From Campbell Law Observer: "Gender verification or “sex testing” as it is colloquially known, first began in the 1960’s. However, as early as the 1930’s, the media began fueling the idea that men disguised as women were competing in women’s sports competitions, rigging the system by unfair competition. Beginning at the Rome Olympic games in 1960, the International Amateur Athletics Federation (IAAF) began implementing rules of eligibility for women athletes. Tests were initially a physical examination but because this was widely resented, sex chromatin testing was later introduced. This type of testing was premised on the principle that women have a single X-chromatic mass, whereas males have a Y-chromatic mass. It sounds simple enough.

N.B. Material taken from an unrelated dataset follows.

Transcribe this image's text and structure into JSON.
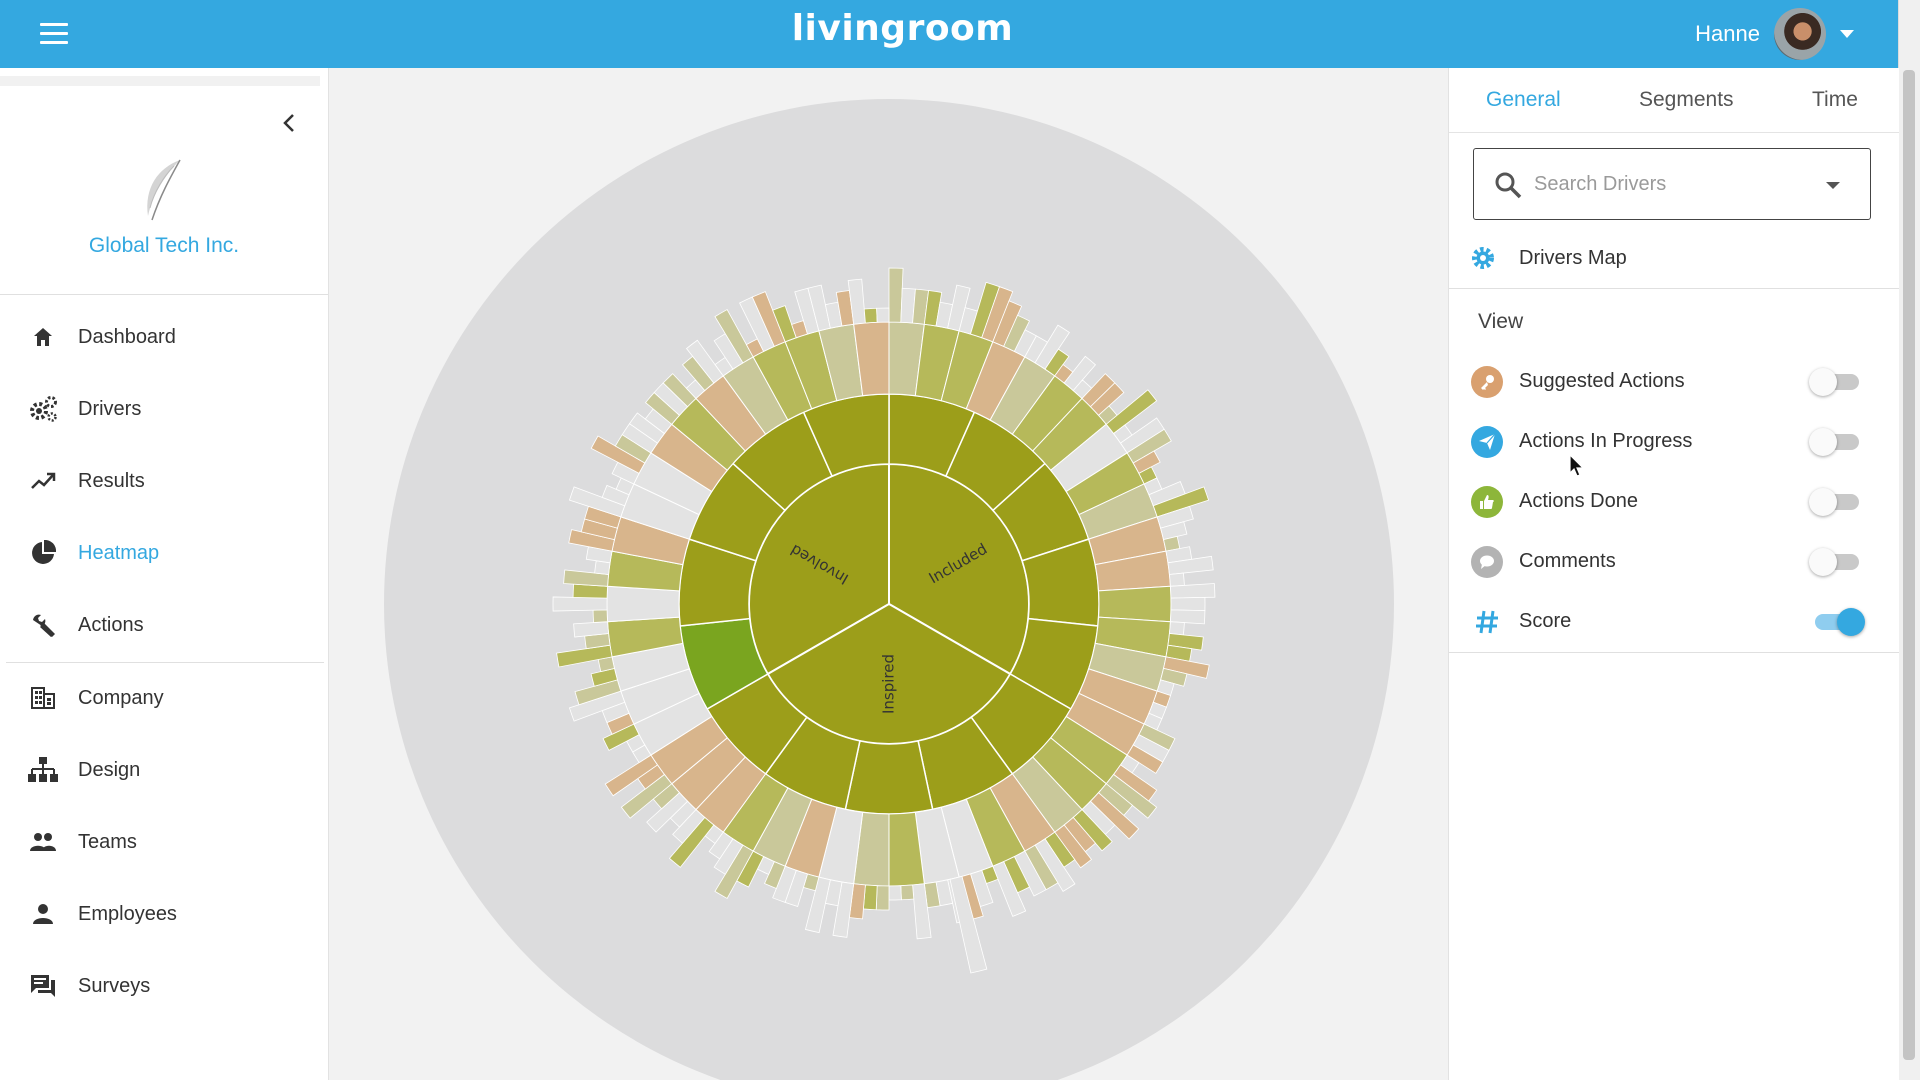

If a woman was tested and had a Y-chromatic mass, she was a male and excluded from the sport.

That process, however, was deeply flawed. In addition to the risk of contamination and incorrect test results that stemmed from inexperienced workers, the greater problem was that some women possess male chromatin patterns. When such an abnormality exists, the woman is called phenotypic. This condition has little bearing on whether or not an individual is male or female. It simply tests the genetics of the individual –- not the anatomical or psychosocial status of that person. Over the years, the types of testing have changed but not improved. It is generally known and accepted that doping enhances performance in both males and females, but whether too much testosterone in the female body has the same effect, is hotly debated. (http://campbelllawobserver.com/gender-verification-testing-for-female-athletes-humiliating-or-necessary/)

Claim

  1. These tests are cruel and discriminatory. There are a lot of women out there with a Y chromosomes, and there are a lot of men without a Y. What these tests do is leave behind tragedies.